Dopamine rewards urgency regardless of its source. In neuroscience, the dopamine system doesn’t distinguish between urgent-and-important and urgent-and-trivial. Both trigger the same chemical reward. The brain learns: urgency feels good. Organizational urgency addiction exploits this mechanism: the adrenaline of responding to a crisis triggers collective dopamine. The team feels alive. Productive. Important. But dopamine doesn’t measure whether the urgency was real. The brain rewards the response, not the judgment. Over time, the team craves urgency the way any system craves its conditioned stimulus.
For one week, label every incoming request: urgent-important, urgent-unimportant, not-urgent-important, not-urgent-unimportant. If more than 40% are urgent-unimportant, the urgency is manufactured. Your team doesn’t need faster response. It needs better triage.

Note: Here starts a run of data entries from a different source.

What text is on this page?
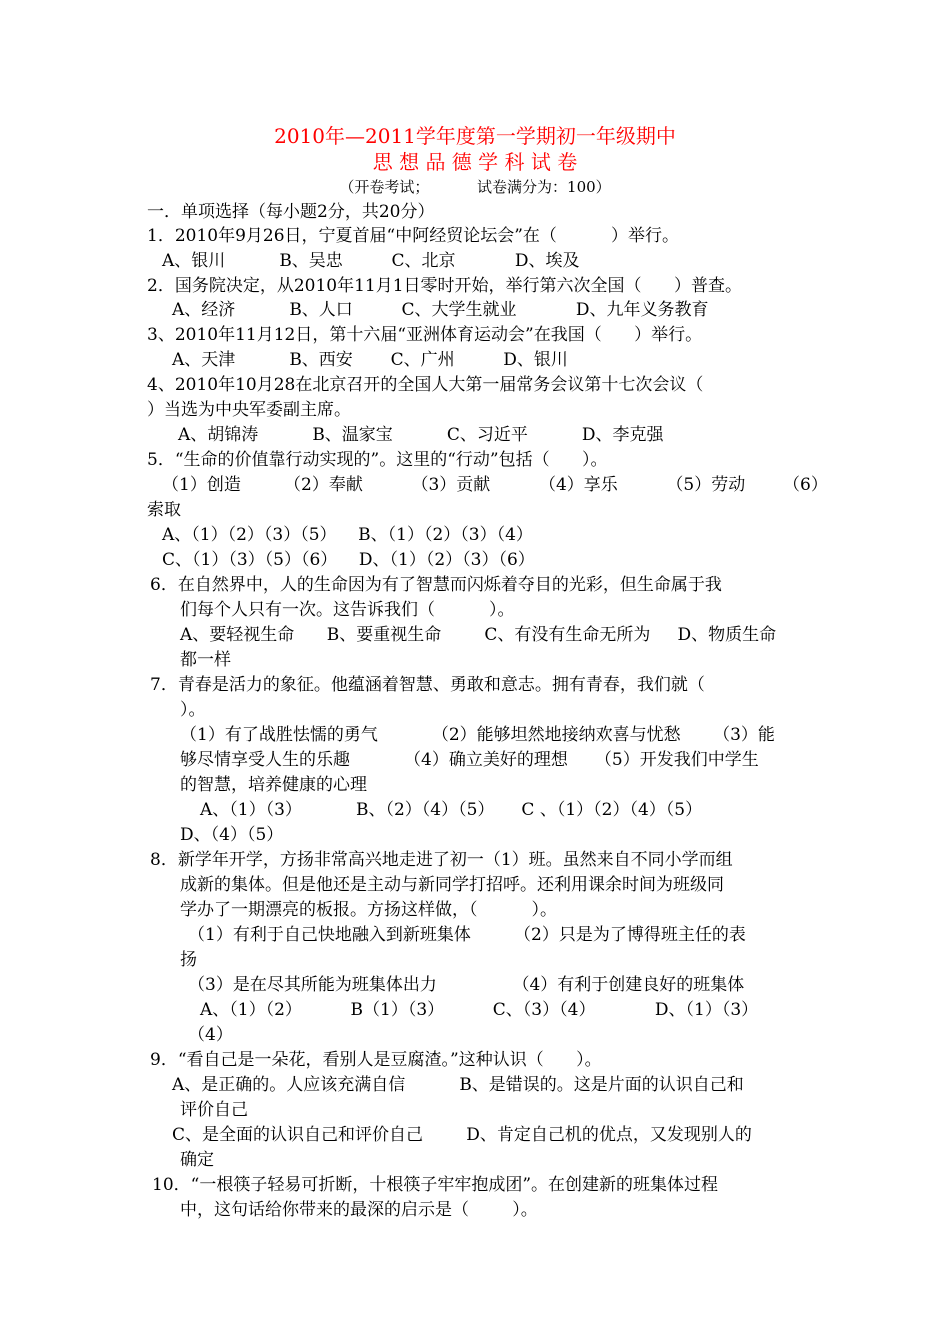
2010年—2011学年度第一学期初一年级期中
思 想 品 德 学 科 试 卷
（开卷考试；          试卷满分为：100）
一．单项选择（每小题2分，共20分）
1．2010年9月26日，宁夏首届“中阿经贸论坛会”在（          ）举行。
A、银川          B、吴忠         C、北京           D、埃及
2．国务院决定，从2010年11月1日零时开始，举行第六次全国（      ）普查。
A、经济          B、人口         C、大学生就业           D、九年义务教育
3、2010年11月12日，第十六届“亚洲体育运动会”在我国（      ）举行。
A、天津          B、西安       C、广州         D、银川
4、2010年10月28在北京召开的全国人大第一届常务会议第十七次会议（
）当选为中央军委副主席。
A、胡锦涛          B、温家宝          C、习近平          D、李克强
5．“生命的价值靠行动实现的”。这里的“行动”包括（      ）。
（1）创造        （2）奉献         （3）贡献         （4）享乐         （5）劳动       （6）
索取
A、（1）（2）（3）（5）    B、（1）（2）（3）（4）
C、（1）（3）（5）（6）    D、（1）（2）（3）（6）
6．在自然界中，人的生命因为有了智慧而闪烁着夺目的光彩，但生命属于我
们每个人只有一次。这告诉我们（          ）。
A、要轻视生命      B、要重视生命        C、有没有生命无所为     D、物质生命
都一样
7．青春是活力的象征。他蕴涵着智慧、勇敢和意志。拥有青春，我们就（
）。
（1）有了战胜怯懦的勇气          （2）能够坦然地接纳欢喜与忧愁      （3）能
够尽情享受人生的乐趣          （4）确立美好的理想     （5）开发我们中学生
的智慧，培养健康的心理
A、（1）（3）          B、（2）（4）（5）     C 、（1）（2）（4）（5）
D、（4）（5）
8．新学年开学，方扬非常高兴地走进了初一（1）班。虽然来自不同小学而组
成新的集体。但是他还是主动与新同学打招呼。还利用课余时间为班级同
学办了一期漂亮的板报。方扬这样做，（          ）。
（1）有利于自己快地融入到新班集体        （2）只是为了博得班主任的表
扬
（3）是在尽其所能为班集体出力              （4）有利于创建良好的班集体
A、（1）（2）         B（1）（3）         C、（3）（4）           D、（1）（3）
（4）
9．“看自己是一朵花，看别人是豆腐渣。”这种认识（      ）。
A、是正确的。人应该充满自信          B、是错误的。这是片面的认识自己和
评价自己
C、是全面的认识自己和评价自己        D、肯定自己机的优点，又发现别人的
确定
10．“一根筷子轻易可折断，十根筷子牢牢抱成团”。在创建新的班集体过程
中，这句话给你带来的最深的启示是（        ）。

That adrenaline loop has a name. Urgency Addiction. And once you see it, you can’t unsee it.
Untie The Knot
Uproot
Urgency was addictive because the dopamine reward was immediate while the strategic cost was deferred. Being reactive felt productive. Being proactive felt slow.
Navigate
Every incoming request is triaged: urgent-important, urgent-unimportant, not-urgent-important, not-urgent-unimportant. The team spends at least 30% on not-urgent-important.
Tool
DMG / Priority Matrix: the protocol that allocates time by importance, not urgency. When the matrix is enforced, addiction loses its grip.
Implement
Label every request this week using the priority matrix. If more than 40% are urgent-unimportant, the urgency is manufactured and needs better triage.
Emerge
When urgency is triaged, the adrenaline loop breaks, strategic work gets done, and the team discovers that calm focus produces more than frantic reaction.